The situation. Although he finished only the ninth grade, he faked his way into graduate theology courses, and earned straight A's in them. Of that experience he says,

"I knew I could do it but I had to have it proven to me. That experience really changed me. No matter how I might feel I still can't work up any respect for acquired learning. I can for character but not learning. A man with a good mind who trusts it can learn anything he needs to know in a few months."

Certainly his achievement is remarkable, but he took theology, not graduate physics courses, and he assumed that "acquired learning" is falsely based on the authority of institutions, which he sees fit to unmask as so much pretentiousness.

He strikes an interesting contrast between character and learning, as if they are distinct attributes. He disdained scholarship almost as if it called into question the character of the professor, which is strange, twisted logic. His conception of character is curiously unfortunate: the man behind a mask has less suspect character than the fellow without a mask. It seems he would undermine authority while seeking it himself.

Given the pretension he saw in the world, he became a pretender, somebody who put the lie to authority by showing how easily it can be assumed as prison warden, surgeon, or whatever.

Demara observed that "In any organization, there's a lot of unused power laying around which can be picked up without alienating anyone."  And, "If you want power and want to expand, never encroach on anyone else's domain; open up new ones."

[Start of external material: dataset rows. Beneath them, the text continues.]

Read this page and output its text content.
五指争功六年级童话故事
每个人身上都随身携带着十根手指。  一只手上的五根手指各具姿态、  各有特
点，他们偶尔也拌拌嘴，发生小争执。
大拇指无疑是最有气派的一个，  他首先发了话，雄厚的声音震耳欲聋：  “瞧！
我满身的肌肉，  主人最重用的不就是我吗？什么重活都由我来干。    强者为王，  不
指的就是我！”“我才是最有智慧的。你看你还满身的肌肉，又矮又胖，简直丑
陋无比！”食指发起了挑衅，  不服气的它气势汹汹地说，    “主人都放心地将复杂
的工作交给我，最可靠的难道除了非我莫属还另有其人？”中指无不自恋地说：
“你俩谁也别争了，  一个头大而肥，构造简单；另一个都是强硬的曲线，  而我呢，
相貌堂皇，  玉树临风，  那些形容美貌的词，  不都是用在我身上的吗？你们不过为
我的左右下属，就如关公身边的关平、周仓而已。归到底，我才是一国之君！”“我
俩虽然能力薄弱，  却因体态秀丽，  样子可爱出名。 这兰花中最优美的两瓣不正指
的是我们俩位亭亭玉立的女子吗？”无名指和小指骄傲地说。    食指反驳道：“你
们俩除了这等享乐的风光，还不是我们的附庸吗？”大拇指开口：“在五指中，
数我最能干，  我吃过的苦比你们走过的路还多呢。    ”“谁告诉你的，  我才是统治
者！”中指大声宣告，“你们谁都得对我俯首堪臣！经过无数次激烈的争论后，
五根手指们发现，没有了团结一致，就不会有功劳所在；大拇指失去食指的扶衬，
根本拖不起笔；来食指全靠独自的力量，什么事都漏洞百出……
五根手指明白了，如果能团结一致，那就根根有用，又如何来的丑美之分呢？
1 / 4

Demara operated under two cardinal rules: One, the burden of proof is on the accuser. When in danger, attack. For example, after being accused of a forgery, he explained "The ordinary faker would at least try to explain his way out at best. But I managed to plant a doubt, and once there was that doubt, for the time being, at least, the moral advantage was on my side. So I was outraged, of course." By the time anyone's suspicions became serious, Demara was off to his next role.

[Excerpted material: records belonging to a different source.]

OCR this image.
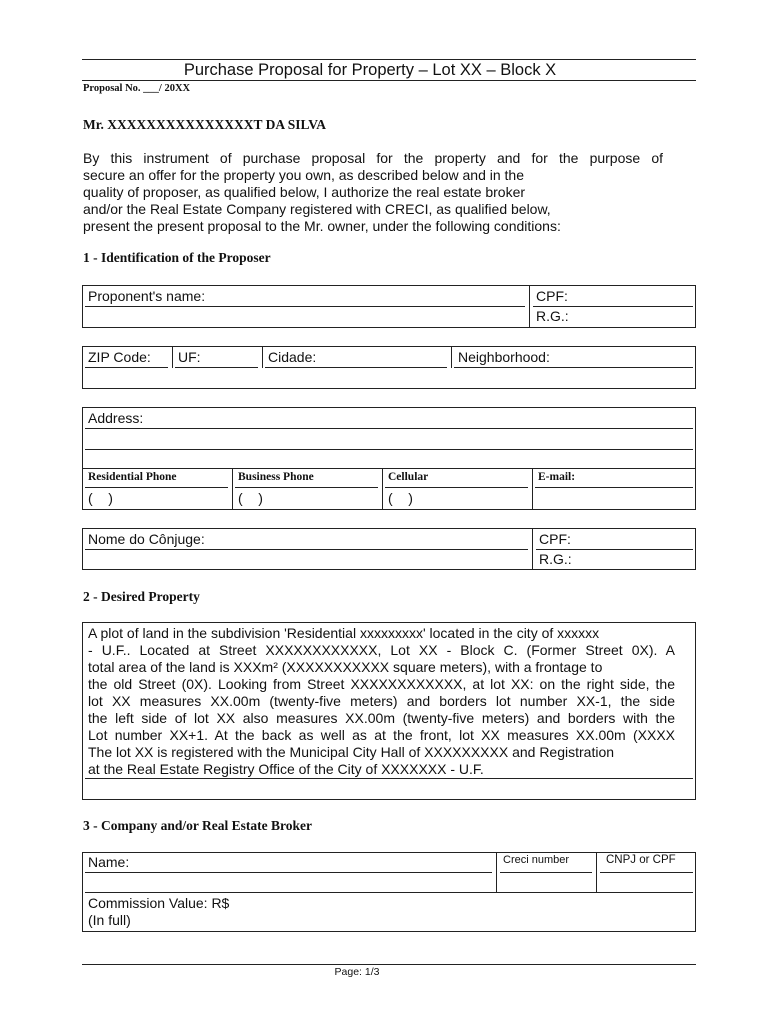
Purchase Proposal for Property – Lot XX – Block X
Proposal No. ___/ 20XX
Mr. XXXXXXXXXXXXXXXT DA SILVA
By this instrument of purchase proposal for the property and for the purpose of
secure an offer for the property you own, as described below and in the
quality of proposer, as qualified below, I authorize the real estate broker
and/or the Real Estate Company registered with CRECI, as qualified below,
present the present proposal to the Mr. owner, under the following conditions:
1 - Identification of the Proposer
Proponent's name:	CPF:
R.G.:
ZIP Code: UF:	Cidade:	Neighborhood:
Address:
Residential Phone	Business Phone	Cellular	E-mail:
(    )	(    )	(    )
Nome do Cônjuge:	CPF:
R.G.:
2 - Desired Property
A plot of land in the subdivision 'Residential xxxxxxxxx' located in the city of xxxxxx
- U.F.. Located at Street XXXXXXXXXXXX, Lot XX - Block C. (Former Street 0X). A
total area of the land is XXXm² (XXXXXXXXXXX square meters), with a frontage to
the old Street (0X). Looking from Street XXXXXXXXXXXX, at lot XX: on the right side, the
lot XX measures XX.00m (twenty-five meters) and borders lot number XX-1, the side
the left side of lot XX also measures XX.00m (twenty-five meters) and borders with the
Lot number XX+1. At the back as well as at the front, lot XX measures XX.00m (XXXX
The lot XX is registered with the Municipal City Hall of XXXXXXXXX and Registration
at the Real Estate Registry Office of the City of XXXXXXX - U.F.
3 - Company and/or Real Estate Broker
Name:	Creci number	CNPJ or CPF
Commission Value: R$
(In full)
Page: 1/3
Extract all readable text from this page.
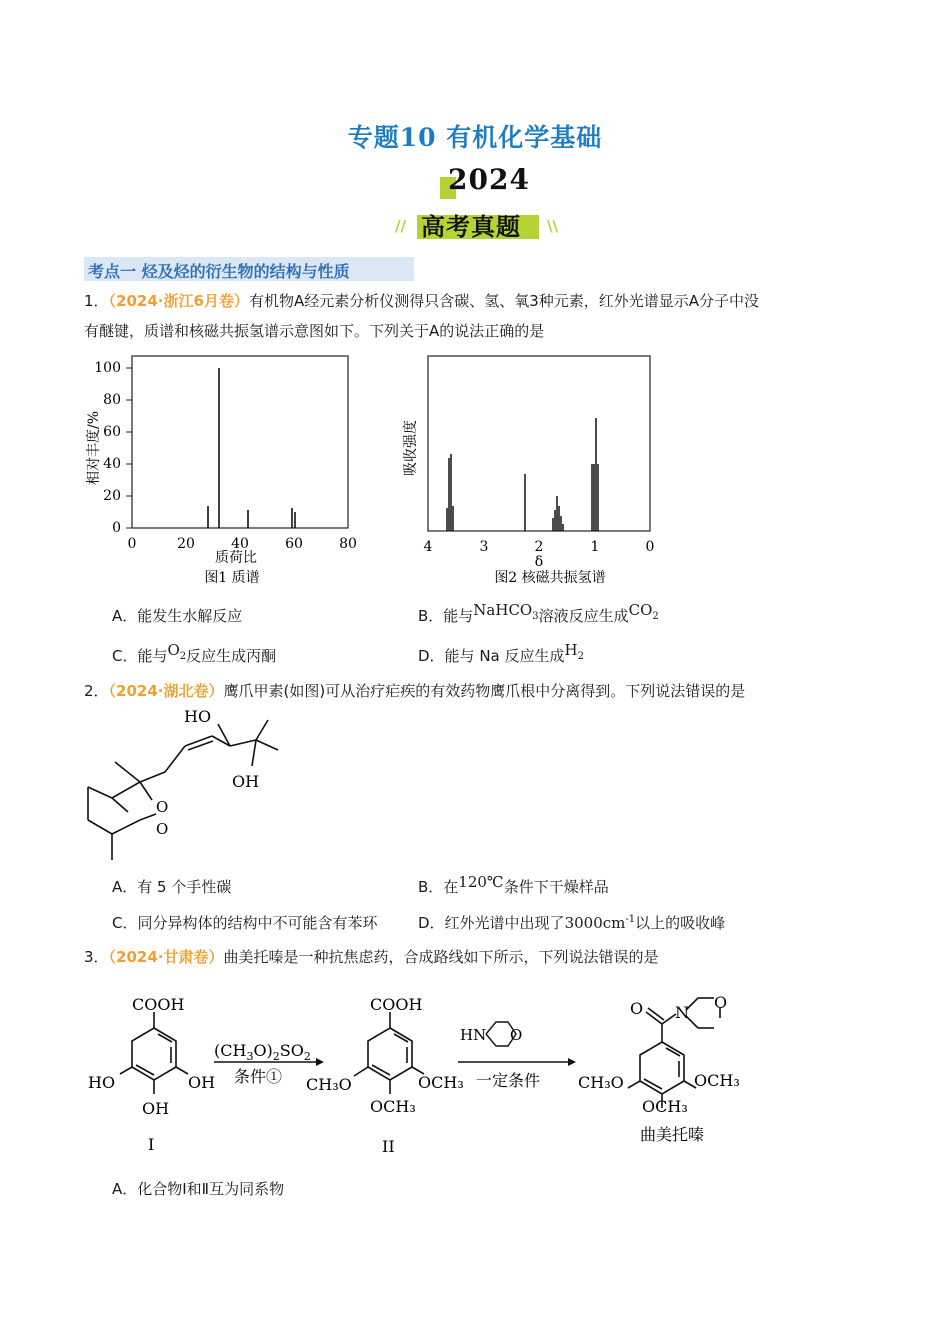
专题10 有机化学基础
2024
// 高考真题 \\
考点一 烃及烃的衍生物的结构与性质
1．（2024·浙江6月卷）有机物A经元素分析仪测得只含碳、氢、氧3种元素，红外光谱显示A分子中没
有醚键，质谱和核磁共振氢谱示意图如下。下列关于A的说法正确的是
0
20
40
60
80
100
0	20	40	60	80
相对丰度/%
质荷比
图1 质谱
4	3	2	1	0
吸收强度
δ
图2 核磁共振氢谱
A．能发生水解反应	B．能与NaHCO$_3$溶液反应生成$CO_2$
C．能与$O_2$反应生成丙酮	D．能与 Na 反应生成$H_2$
2．（2024·湖北卷）鹰爪甲素(如图)可从治疗疟疾的有效药物鹰爪根中分离得到。下列说法错误的是
HO
OH
O
O
A．有 5 个手性碳	B．在120℃条件下干燥样品
C．同分异构体的结构中不可能含有苯环	D．红外光谱中出现了$3000cm^{-1}$以上的吸收峰
3．（2024·甘肃卷）曲美托嗪是一种抗焦虑药，合成路线如下所示，下列说法错误的是
COOH
HO	OH
OH
I
$(CH_3O)_2SO_2$
条件①
COOH
CH₃O	OCH₃
OCH₃
II
HN O
一定条件
O N
O
CH₃O	OCH₃
OCH₃
曲美托嗪
A．化合物Ⅰ和Ⅱ互为同系物
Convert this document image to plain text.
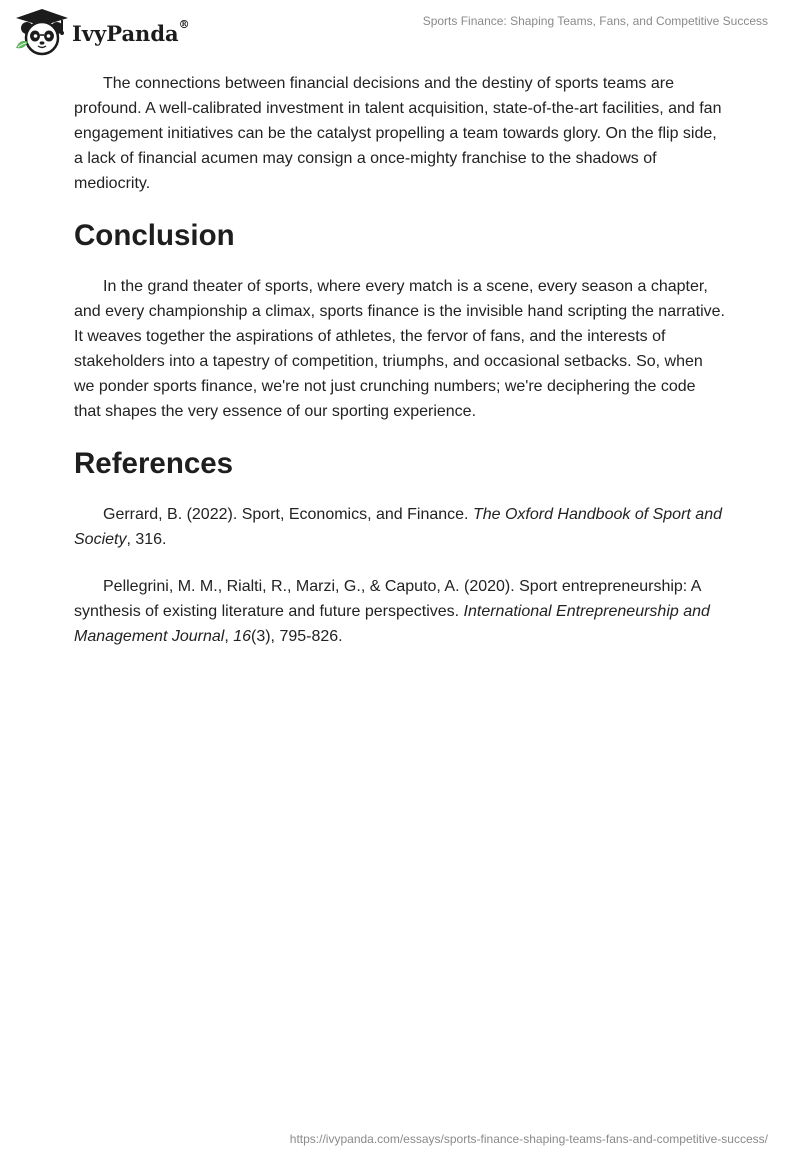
IvyPanda®	Sports Finance: Shaping Teams, Fans, and Competitive Success

The connections between financial decisions and the destiny of sports teams are profound. A well-calibrated investment in talent acquisition, state-of-the-art facilities, and fan engagement initiatives can be the catalyst propelling a team towards glory. On the flip side, a lack of financial acumen may consign a once-mighty franchise to the shadows of mediocrity.

Conclusion

In the grand theater of sports, where every match is a scene, every season a chapter, and every championship a climax, sports finance is the invisible hand scripting the narrative. It weaves together the aspirations of athletes, the fervor of fans, and the interests of stakeholders into a tapestry of competition, triumphs, and occasional setbacks. So, when we ponder sports finance, we're not just crunching numbers; we're deciphering the code that shapes the very essence of our sporting experience.

References

Gerrard, B. (2022). Sport, Economics, and Finance. The Oxford Handbook of Sport and Society, 316.

Pellegrini, M. M., Rialti, R., Marzi, G., & Caputo, A. (2020). Sport entrepreneurship: A synthesis of existing literature and future perspectives. International Entrepreneurship and Management Journal, 16(3), 795-826.

https://ivypanda.com/essays/sports-finance-shaping-teams-fans-and-competitive-success/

His second cardinal rule. He offers simple advice for the aspiring imposter: [Use an] innocent bumpkin opening [and] ask such simple and naïve questions that the person would have to have an especially dismal view of humanity in order to figure this was the first step of chicanery.

Always use the biggest names [because] people are reluctant to bother important people on routine matters. And they don't suspect a fraud to use obvious names.

The irony is that Demara could exploit basic human decency while regarding this as a test of his character.

At least two books were written about Demara: The Great Imposter, by Robert Crichton and The Rascal and The Road, a sequel also by Crichton. A film, The Great Imposter (1962) appeared with Tony Curtis as the fraud. Demara believed himself slighted by Crichton's rendering of his life and planned an autobiography, but he died, lonely and deeply depressed, of a heart attack on 8 June 1982 at age 59. Dr John Zane, a friend and physician, said of Demara that he died a "broken man who felt his talents were wasted."

At the time of his death he was employed as a hospital priest in California.